El “Sermón de la montaña” es el gran discurso con el que Jesús inaugura su ministerio como el Profeta de Dios. Como un nuevo Moisés, expone desde lo alto de un monte la nueva ley de su Reino. Probablemente se trata de un conjunto de sentencias de Jesús pronunciadas en circunstancias diferentes, pero recogidas por el evangelista a modo de un largo discurso. Lo cierto es que en este “sermón” se ha visto siempre el mejor resumen de la enseñanza de Jesús, y que en él se contienen los pasajes más conocidos de la misma.
El sermón comienza por las «Bienaventuranzas». Ya en el Antiguo Testamento, tal como acabamos de escuchar en la primera lectura del profeta Sofonías, la pobreza, como signo de humildad, sinceridad y mansedumbre, era la característica fundamental del «resto de Israel» que debía recibir en su seno al Mesías. Todas las bienaventuranzas pueden resumirse en la primera: los pobres que se dejan guiar por el Espíritu de Dios y que, por ello, son incompatibles con la mentalidad del mundo. No es fácil siempre decir quienes son estos pobres, pero los encontramos en todo momento a nuestro alrededor. Es la gente buena. Es gente honesta, recta, trabajadora, que lleva bien su familia, que está siempre dispuesta a ayudar a los otros, honrada en su diario vivir. Se reconoce pronto: es acogedora, con una mirada risueña y parece como si tuviese la bondad escrita en su cara. Es gente en la que podemos confiar. Se encuentra no sólo entre los sencillos sino también en los estratos más sofisticados que a pesar de todo mantienen su humanidad esencial inmune a los simulacros de la sociedad de la imagen y de la representación. Por eso, la gente buena es más un estado del alma que una clase social, es una cualidad del corazón, que va más allá del plano económico, social e intelectual.
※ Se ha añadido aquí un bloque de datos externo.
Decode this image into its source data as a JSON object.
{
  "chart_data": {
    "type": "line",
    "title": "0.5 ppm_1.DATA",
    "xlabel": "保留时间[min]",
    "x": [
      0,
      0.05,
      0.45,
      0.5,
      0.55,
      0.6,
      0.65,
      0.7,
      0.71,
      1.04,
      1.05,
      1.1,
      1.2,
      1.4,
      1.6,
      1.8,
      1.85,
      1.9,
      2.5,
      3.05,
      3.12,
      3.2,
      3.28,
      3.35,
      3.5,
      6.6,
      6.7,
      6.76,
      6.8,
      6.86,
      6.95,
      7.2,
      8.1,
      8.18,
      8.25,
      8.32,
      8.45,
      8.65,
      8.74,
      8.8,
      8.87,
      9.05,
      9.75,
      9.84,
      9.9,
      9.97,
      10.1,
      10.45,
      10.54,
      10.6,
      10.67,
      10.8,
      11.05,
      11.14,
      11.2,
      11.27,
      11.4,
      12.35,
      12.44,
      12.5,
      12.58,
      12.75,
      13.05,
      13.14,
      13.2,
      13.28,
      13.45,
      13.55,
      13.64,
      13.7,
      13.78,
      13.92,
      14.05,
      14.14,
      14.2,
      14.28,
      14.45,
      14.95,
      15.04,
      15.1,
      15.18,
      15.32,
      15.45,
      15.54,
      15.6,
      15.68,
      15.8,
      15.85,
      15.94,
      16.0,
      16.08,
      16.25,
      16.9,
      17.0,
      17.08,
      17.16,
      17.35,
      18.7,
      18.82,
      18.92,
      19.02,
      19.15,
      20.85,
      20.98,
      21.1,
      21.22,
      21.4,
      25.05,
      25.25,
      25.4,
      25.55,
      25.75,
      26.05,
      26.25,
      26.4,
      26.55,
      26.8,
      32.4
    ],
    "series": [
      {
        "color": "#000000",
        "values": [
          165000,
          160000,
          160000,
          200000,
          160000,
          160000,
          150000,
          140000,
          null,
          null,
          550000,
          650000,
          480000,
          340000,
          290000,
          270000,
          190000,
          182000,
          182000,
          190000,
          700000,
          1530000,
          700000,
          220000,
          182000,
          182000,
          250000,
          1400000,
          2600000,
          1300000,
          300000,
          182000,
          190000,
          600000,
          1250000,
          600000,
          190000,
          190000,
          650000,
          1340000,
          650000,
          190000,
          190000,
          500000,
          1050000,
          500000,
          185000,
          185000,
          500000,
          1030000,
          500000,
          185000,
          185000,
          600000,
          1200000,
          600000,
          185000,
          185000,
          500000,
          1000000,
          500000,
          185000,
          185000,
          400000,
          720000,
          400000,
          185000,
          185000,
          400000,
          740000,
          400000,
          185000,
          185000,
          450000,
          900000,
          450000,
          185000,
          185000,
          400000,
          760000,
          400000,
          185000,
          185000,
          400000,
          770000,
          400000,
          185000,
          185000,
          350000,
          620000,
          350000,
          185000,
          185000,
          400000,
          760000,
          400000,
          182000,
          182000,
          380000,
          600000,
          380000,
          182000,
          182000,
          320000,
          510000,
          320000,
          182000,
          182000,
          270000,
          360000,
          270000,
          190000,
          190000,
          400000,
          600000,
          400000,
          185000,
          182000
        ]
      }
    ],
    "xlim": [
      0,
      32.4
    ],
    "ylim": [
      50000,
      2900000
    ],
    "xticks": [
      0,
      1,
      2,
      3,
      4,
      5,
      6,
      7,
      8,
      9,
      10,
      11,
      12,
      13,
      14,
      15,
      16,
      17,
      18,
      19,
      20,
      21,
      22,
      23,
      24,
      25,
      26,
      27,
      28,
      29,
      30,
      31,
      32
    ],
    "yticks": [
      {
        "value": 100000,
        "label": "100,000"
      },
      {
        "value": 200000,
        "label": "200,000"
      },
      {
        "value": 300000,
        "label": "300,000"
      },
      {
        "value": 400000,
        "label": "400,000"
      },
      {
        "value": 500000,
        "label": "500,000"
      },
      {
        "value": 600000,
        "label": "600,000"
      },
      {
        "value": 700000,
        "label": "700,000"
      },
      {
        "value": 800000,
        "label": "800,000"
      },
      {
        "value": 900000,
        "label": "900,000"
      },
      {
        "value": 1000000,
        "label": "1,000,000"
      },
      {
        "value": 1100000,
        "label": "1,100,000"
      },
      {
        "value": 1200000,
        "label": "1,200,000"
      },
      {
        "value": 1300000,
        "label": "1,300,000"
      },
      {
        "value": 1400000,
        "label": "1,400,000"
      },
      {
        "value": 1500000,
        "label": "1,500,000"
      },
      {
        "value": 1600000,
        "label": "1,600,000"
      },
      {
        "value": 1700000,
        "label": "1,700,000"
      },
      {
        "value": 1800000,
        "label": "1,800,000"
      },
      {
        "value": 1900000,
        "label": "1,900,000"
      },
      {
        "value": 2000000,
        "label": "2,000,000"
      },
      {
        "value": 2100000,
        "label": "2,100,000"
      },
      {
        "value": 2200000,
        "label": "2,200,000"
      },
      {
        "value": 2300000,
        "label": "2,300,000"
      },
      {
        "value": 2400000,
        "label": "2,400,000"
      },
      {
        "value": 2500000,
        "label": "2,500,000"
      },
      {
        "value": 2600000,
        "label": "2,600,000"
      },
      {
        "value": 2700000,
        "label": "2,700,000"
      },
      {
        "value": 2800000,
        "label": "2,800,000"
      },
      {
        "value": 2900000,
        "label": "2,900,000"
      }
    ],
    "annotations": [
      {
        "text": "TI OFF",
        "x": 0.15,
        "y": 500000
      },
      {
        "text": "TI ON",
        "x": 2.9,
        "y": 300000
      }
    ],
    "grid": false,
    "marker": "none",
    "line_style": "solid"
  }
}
Los hombres hemos perdido la confianza en la vida y en el placer inocente de vivir. Nos hemos exilado de la Tierra y hemos roto los lazos de fraternidad que nos unían a la naturaleza. Lo que más teme el ser humano es a otro ser humano. Está a solas con su poder-dominación. Y cuanto más poder acumula más tensa se va poniendo su cara, más profundas se hacen las arrugas, más insegura parece su mirada. No sabemos hacia dónde vamos. Y nuestro corazón se vuelve cada vez más pesado.
Sin embargo, los pobres en lugar de un corazón pesado tienen un corazón leve, y viven ya los valores de la sencillez y de la humildad. La sencillez no es la espontaneidad natural del inocente. Es fruto de la madurez humana. Surge cuando alejamos lo que me separa respecto del otro y de la naturaleza, o sea, la voluntad de poseer y dominar. Eliminado ese obstáculo, descubrimos que todos somos hermanos y hermanas, de la estrella y de cada ser vivo. Humildad es colocarse en el mismo suelo donde están todos los seres y percibir el mismo humus del que todos vivimos.
Tendrás un corazón que no es pesado, leve, si descubres el verde en los jardines de las calles y la flor que allí sonríe. Si al mirar hacia arriba ves, más allá de los edificios, la nube que pasa. Si al encontrar al pobre consigues llenar tus ojos con su presencia y verlo como a un hermano. Si haces todo esto, sabrás lo que es vivir con un corazón bienaventurado. No serás amargo ni interesado. Comenzará contigo otro tipo de civilización. Y podrás dormir sin el peso de una piedra en el pecho, porque tendrás un corazón ensanchado.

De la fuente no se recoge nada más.